De algún modo enfrentar con eficiencia al hambre de hoy, es proponerse a recuperar la autonomía territorial, la autodeterminación cultural de nosotros como pueblos nativos. Así mismo ha ocurrido con la gente que tiene raíz en los pies y escamas en los brazos: con los pueblos afros y con los campesinos de manos-labranza.
Aún está entre nosotros el maíz-matriz (esa mazorca arcoíris de los pueblos Zenú… de los surcos de Mobil), la dulce Senna (… esa batata ceremonial de los Koguis), el pirujüi y el kepeshuna (… los fríjoles sonrientes wayuu), la yuca brava y la yuca dulce (… que se transforma en Kasabe y Fariña en las manos de la cultura de la Orinoquía y de la Amazonía), la Coca y su mambe entre selvas y montañas, los morichales y sus frutos de palma con sus chives de Ibacaba y Patabá revueltas con fariña en el gran Vaupés, el jugo de los peces Tukunaré, Waracú, Pirarucú… extraídos de las camas fluviales del Inírida, del Caquetá, del Apaporis, del Putumayo… de las siembras estacionales de las Chagras (… huertas y rozas de la tierra negra), de las papas nativas (Mortiña, Morada, Quincha…) que siguen asomando su rostro de colores en las laderas andinas de Nariño y Boyacá; son parte del bodegón alimentario y milenario de los pueblos de tierra negra de la Colombia adentro. Habernos olvidado del Hambre que habita en la conciencia colectiva y de darle la espalda, propició la llegada de la desnutrición, que devora la dignidad del ser. Esta enfermedad de la desnutrición se debe a que perdimos la intimidad de la tierra, dejamos de hollar sobre sus humus, nos quitaron el control de los caminos, se esfumó el diálogo con la tierra, la interacción con el entorno natural inmediato.
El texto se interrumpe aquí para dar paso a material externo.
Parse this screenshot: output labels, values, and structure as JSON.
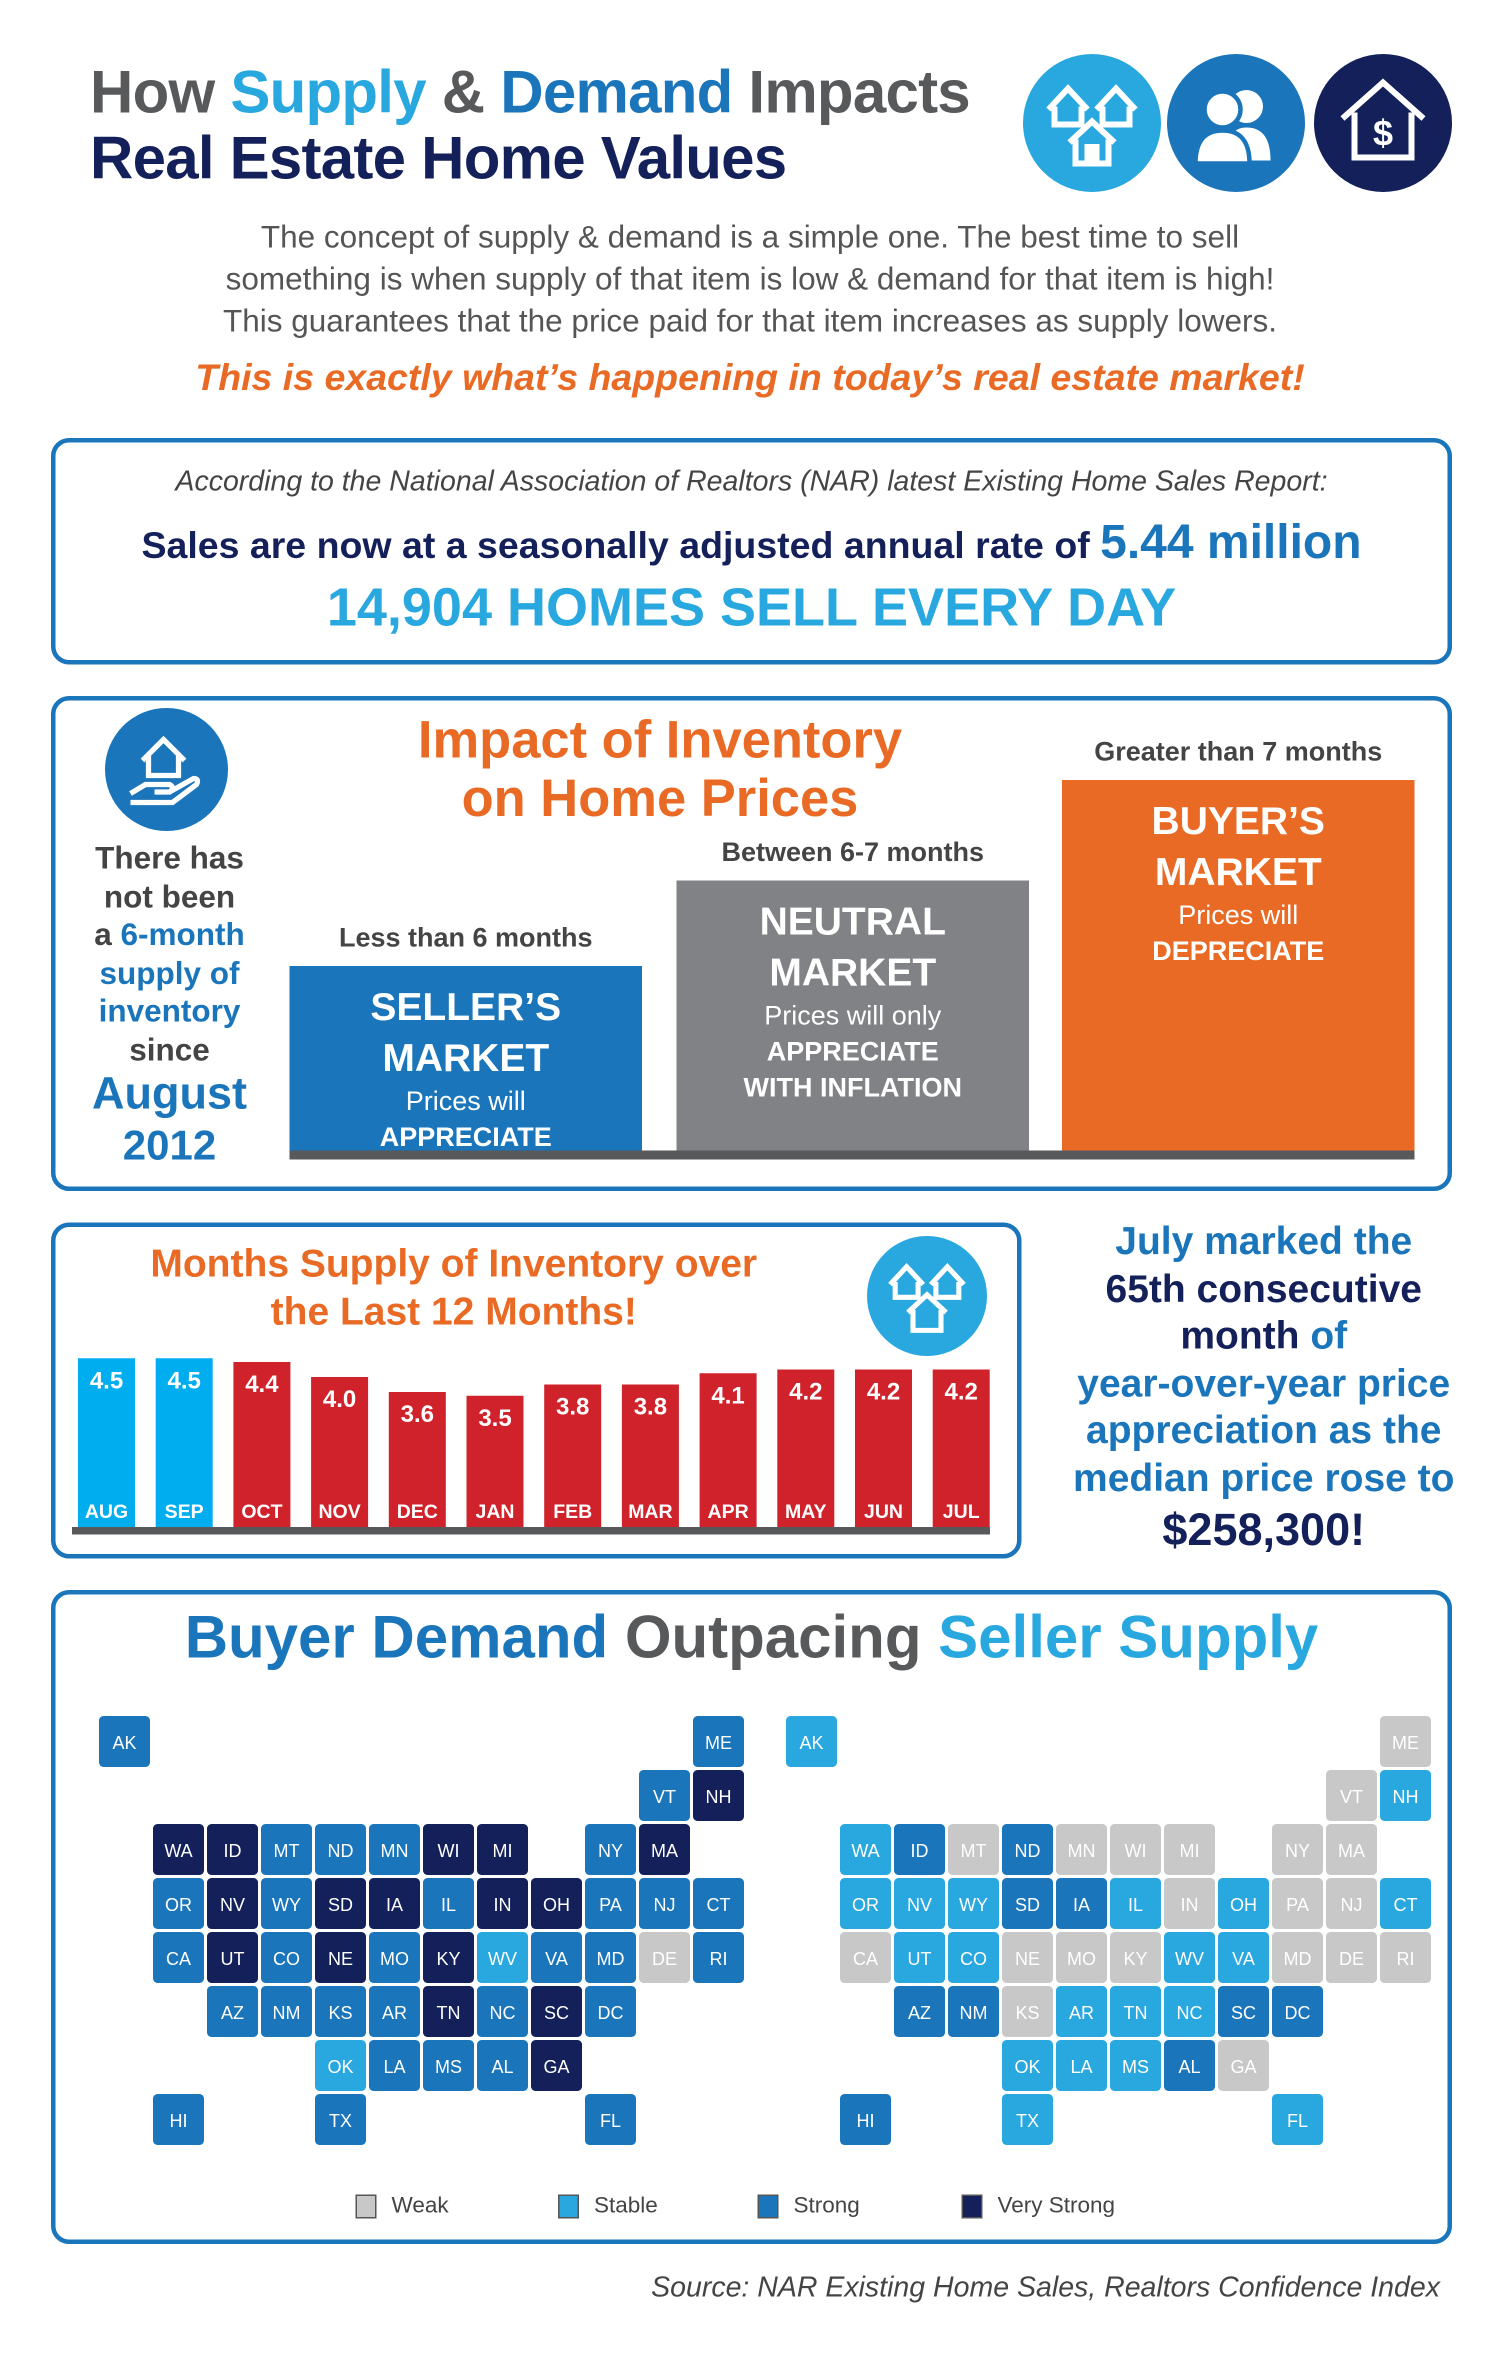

Apareció otro tipo de sensibilidad como propietario de la tierra, aparecieron hombres y mujeres que llegaron con el sólo propósito de ser ricos explotando la tierra, en lugar de continuar con la actitud sagrada de trabajar con y en la tierra dentro de la vida… y, por ahí derecho, recibir remuneración.
Enfrentar el caos del hambre, que se distribuye a lo largo y ancho del país, sin la mirada y el factor cultural es sólo merodear el asunto con los” infalibles” métodos científicos que siempre esgrimen sus herramientas de adaptabilidad, inmunidad, salubridad, innovación, productividad… las cuales presentan con cierta autosuficiencia que invalidan cualquier otro factor de cambio.
Le cae bien a la mesa de los debates sobre El Hambre en Colombia, plantear las unidades conceptuales creadas por la inteligencia de la contemplación, la relación espiritual y el lenguaje empírico de la piel, que se palpita en el campo, en la selva, en las playas, en las grandes llanuras.
Es determinante volver a reforzar los conceptos del Dabucurí (entre los indígenas del Vaupés y el Amazonas), del Yanama (entre los Wayuu), de la Minga (entre los Caucanos) … del fogón colectivo de la Uramba (entre los pueblos afros del pacífico). Es el Gobierno Nacional quién debe escuchar a las voces de la cultura, garantizarles la autodeterminación a los pueblos, replantear el canon alimentario occidental y hacer que respeto los linderos de las diferencias culturales, blindar a las comunidades vulnerables de las arremetidas de la evangelización cristiana inconsultas, de la avalancha del capitalismo de enclave y estimular la soberanía alimentaria de la sabiduría del sabor que aún subyace al interior de nuestros pueblos ancestrales.